Philippines to notch above 6% growth in the next three years - World Bank

The Philippine economy is expected to post growth of above 6 percent in the next three years, according to the World Bank.

In its Global Economic Prospects (GEP) report, the Washington-based lender said the economy is expected to post a 6.4-percent growth in 2016 on the back of the May elections. Growth, however, is expected to ease in 2017 and 2018 to around 6.2 percent.

“In the Philippines, growth is projected to firm to 6.4 percent in 2016, reflecting accelerated implementation of public-private partnership [PPP] projects and spending related to the May 2016 presidential election. In 2017 to 2018, growth is forecast to ease to 6.2 percent,” the World Bank said.

The global lender said the projections for 2016 and 2017 were both reduced from the June 2015 expectations of the bank.

Growth expectations were reduced by -0.1 percentage points each from 6.5 in 2016 and 6.3 in 2017.

The World Bank also significantly reduced its growth forecast for the Philippine economy in 2015 to only 5.8 percent.

The forecast was reduced by 0.7 percentage points from the bank’s 6.5-percent estimate in June 2015.

“Among the large developing Asean economies, growth in the Philippines and Vietnam will benefit from rising household incomes caused by low commodity prices, a diversified and competitive export base [Vietnam], and investment driven by robust FDI [foreign direct investments] flows.

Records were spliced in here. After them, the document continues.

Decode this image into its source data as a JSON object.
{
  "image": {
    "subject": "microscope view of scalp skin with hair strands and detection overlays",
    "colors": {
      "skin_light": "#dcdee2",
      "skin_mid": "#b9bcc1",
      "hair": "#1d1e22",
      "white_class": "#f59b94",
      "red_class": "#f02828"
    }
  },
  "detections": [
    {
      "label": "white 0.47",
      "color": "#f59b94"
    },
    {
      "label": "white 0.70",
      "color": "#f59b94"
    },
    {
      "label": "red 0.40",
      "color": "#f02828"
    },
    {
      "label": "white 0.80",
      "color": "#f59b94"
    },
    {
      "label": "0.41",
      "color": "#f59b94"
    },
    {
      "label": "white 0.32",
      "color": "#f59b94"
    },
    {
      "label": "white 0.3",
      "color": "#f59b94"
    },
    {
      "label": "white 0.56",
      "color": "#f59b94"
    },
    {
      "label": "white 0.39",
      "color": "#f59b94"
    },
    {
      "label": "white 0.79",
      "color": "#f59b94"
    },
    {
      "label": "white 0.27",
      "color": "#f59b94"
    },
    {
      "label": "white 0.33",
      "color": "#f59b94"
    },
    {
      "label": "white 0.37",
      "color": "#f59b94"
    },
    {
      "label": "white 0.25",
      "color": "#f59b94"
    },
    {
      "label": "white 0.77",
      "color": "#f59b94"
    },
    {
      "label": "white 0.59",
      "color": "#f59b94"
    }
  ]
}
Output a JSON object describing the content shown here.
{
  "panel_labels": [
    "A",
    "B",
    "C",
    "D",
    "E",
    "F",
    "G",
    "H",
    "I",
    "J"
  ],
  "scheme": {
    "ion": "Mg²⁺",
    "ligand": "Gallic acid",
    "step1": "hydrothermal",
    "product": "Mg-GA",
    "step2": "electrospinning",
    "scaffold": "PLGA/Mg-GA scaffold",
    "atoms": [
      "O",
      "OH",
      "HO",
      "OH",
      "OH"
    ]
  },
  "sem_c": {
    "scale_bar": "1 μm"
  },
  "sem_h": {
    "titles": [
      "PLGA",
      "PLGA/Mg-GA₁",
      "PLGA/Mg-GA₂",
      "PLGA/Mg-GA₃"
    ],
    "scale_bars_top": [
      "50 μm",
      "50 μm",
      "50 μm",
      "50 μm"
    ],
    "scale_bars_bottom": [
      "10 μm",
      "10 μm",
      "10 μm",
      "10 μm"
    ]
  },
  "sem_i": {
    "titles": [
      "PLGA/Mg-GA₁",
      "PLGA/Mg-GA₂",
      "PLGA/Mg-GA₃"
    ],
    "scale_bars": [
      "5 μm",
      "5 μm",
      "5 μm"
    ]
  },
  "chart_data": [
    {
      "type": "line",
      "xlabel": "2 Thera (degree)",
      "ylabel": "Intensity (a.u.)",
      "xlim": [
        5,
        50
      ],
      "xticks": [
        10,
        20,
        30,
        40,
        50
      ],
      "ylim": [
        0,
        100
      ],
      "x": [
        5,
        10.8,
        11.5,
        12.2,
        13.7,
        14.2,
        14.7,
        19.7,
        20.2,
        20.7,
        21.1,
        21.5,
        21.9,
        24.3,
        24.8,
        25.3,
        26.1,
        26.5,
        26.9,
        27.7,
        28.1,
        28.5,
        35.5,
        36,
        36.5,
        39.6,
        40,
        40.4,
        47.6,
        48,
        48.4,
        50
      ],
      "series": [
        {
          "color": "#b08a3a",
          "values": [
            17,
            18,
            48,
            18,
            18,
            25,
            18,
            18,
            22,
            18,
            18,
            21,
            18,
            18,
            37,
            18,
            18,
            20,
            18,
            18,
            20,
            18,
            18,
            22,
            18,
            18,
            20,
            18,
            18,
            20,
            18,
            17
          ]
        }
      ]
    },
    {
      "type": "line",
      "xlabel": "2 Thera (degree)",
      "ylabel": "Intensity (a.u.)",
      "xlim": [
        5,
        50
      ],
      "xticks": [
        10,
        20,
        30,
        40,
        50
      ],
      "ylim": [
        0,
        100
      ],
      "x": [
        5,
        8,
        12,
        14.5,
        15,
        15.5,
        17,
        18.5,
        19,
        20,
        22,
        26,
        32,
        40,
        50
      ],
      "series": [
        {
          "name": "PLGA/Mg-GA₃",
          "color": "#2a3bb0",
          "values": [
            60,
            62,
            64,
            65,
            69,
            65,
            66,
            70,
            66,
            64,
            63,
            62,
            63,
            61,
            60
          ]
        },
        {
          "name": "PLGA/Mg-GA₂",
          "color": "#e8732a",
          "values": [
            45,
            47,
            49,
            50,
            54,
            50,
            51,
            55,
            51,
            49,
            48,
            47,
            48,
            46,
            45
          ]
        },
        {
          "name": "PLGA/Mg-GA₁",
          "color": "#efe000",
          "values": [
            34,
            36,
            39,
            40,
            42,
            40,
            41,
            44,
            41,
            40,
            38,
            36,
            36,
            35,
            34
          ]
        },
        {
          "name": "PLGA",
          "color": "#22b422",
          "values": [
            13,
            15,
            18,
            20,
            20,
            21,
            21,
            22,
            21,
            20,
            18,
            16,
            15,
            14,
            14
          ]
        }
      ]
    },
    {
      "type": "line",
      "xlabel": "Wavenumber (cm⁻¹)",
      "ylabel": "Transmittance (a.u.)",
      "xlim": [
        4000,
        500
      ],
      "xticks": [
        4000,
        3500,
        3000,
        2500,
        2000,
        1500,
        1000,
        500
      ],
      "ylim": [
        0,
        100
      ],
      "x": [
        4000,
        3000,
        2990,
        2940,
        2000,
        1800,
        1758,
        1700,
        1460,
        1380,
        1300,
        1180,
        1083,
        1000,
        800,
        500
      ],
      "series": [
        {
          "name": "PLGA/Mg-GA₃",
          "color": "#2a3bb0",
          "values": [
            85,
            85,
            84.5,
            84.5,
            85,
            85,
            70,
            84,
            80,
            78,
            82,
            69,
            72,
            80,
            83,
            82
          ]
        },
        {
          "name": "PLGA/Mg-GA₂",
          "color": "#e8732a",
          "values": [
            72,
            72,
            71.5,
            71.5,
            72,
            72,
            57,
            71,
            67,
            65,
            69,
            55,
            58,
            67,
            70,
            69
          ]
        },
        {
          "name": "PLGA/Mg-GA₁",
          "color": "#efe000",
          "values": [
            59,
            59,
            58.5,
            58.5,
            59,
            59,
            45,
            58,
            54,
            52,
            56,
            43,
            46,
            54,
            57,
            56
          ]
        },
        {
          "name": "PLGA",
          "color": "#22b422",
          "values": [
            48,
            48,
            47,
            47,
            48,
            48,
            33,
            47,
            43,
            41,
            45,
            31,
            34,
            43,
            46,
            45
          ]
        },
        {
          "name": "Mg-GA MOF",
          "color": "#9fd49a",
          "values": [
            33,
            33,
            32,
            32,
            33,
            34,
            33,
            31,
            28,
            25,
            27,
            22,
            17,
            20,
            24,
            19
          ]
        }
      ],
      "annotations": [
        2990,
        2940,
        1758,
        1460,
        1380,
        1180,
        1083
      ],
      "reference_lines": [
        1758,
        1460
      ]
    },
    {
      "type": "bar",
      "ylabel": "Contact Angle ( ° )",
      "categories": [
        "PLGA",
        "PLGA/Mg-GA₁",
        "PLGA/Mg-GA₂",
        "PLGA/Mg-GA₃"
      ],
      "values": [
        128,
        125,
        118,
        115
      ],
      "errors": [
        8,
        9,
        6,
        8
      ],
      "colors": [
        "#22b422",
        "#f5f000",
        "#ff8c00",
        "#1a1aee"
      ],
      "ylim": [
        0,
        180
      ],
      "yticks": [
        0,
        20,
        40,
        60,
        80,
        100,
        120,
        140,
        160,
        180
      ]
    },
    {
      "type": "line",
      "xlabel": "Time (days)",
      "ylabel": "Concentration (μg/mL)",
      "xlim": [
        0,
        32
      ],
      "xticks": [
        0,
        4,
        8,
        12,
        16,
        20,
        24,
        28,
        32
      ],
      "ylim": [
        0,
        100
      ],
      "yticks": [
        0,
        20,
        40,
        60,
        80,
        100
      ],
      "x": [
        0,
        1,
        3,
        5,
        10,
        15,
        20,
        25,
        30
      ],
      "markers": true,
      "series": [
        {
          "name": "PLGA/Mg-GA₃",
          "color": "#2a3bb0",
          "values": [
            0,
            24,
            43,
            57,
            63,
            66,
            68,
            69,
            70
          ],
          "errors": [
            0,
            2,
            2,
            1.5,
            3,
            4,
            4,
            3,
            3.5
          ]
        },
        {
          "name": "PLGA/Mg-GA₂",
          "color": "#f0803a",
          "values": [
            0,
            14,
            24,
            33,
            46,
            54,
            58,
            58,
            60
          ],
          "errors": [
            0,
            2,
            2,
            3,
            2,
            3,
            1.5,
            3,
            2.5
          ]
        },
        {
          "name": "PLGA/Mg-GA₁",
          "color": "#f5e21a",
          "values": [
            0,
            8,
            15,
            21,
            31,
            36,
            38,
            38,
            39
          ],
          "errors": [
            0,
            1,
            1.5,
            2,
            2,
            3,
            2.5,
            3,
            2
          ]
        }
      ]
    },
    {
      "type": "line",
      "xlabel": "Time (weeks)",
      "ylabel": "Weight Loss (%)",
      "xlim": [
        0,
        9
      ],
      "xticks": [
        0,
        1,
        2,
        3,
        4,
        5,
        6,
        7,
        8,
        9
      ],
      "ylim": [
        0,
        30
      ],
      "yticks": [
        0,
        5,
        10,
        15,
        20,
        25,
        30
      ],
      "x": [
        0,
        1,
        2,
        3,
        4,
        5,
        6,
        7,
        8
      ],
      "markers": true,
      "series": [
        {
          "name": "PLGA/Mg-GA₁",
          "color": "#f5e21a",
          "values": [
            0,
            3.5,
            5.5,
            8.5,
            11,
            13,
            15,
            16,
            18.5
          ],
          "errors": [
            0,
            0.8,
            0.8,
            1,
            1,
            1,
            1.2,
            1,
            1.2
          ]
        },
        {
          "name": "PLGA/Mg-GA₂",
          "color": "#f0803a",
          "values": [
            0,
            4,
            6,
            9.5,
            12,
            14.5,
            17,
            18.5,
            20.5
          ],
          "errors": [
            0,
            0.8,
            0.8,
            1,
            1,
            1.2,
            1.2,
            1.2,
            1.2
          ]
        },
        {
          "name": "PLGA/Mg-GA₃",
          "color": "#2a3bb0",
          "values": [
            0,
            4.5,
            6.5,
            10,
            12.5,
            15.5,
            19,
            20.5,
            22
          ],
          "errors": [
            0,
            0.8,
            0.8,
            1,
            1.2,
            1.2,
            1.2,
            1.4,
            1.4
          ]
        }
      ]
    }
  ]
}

Risks to the outlook remain tilted to the downside, stemming from a larger-than-expected slowdown in China and tightening global financing conditions,” the World Bank said.

The growth of the Philippine economy, the World Bank said, will be driven by domestic demand, particularly due to low food prices.

The bank said that while domestic demand remains low compared to pre-crisis levels, emerging economies, like the Philippines, Pakistan and India, where food ACCOUNTS for the largest share in consumption, will continue to see domestic demand grow.

This has caused a significant reduction in headline inflation, which continued to boost consumption growth. In the Philippines inflation averaged 1.4 percent in 2015, the lowest in more than a decade.

In 2015 the Philippine Statistics Authority (PSA) stated, the country’s headline inflation rate slowed to 0.4 percent last September and October mainly due to cheaper food and oil prices.

The country’s annual average rate of the Food Alone index in the Philippines slowed to 2.6 percent in 2015, from 7 percent in 2014. It can also be noted that food inflation averaged 0.7 percent, the lowest in 2015, during September and October.

Among the food items, the country’s staple, rice and corn, posted low inflation rates in 2015. Rice prices contracted 2.6 percent in 2015, even lower than the contraction of 2.4 percent in 2014.

Corn prices, meanwhile, posted a slightly higher increase of 0.4 percent in 2015 compared to flat growth in 2014.

“Partly reflecting uncertainty about the outlook, consumption growth remains below its precrisis and long-term averages, despite the increased real incomes due to declines in food inflation and oil prices. In several countries, these developments have sharply reduced headline inflation, especially in countries with a large share of food in their consumption baskets,” the World Bank added.

However, the World Bank said that in terms of FDI, the Philippines continued to lag behind its neighbors.

Indonesia, the World Bank added, saw its highest FDI inflows since 1990, both in dollar terms at $23 billion and relative to GDP at 3 percent.

Thailand, another Asean country, saw its FDIs rise to precrisis levels in 2014. Further, in Vietnam, FDIs continued to be robust and were directed to labor-intensive manufacturing production.

“In the Philippines FDI has lagged, partly owing to regulatory restrictions,” the bank said.

Developing economies are forecast to expand by 4.8 percent in 2016, less than expected earlier but up from a post-crisis low of 4.3 percent in the year just ended.

Growth is projected to slow further in China, while Russia and Brazil are expected to remain in recession in 2016. The South Asia region, led by India, is projected to be a bright spot. The recently negotiated Trans-Pacific Partnership could provide a welcome boost to trade.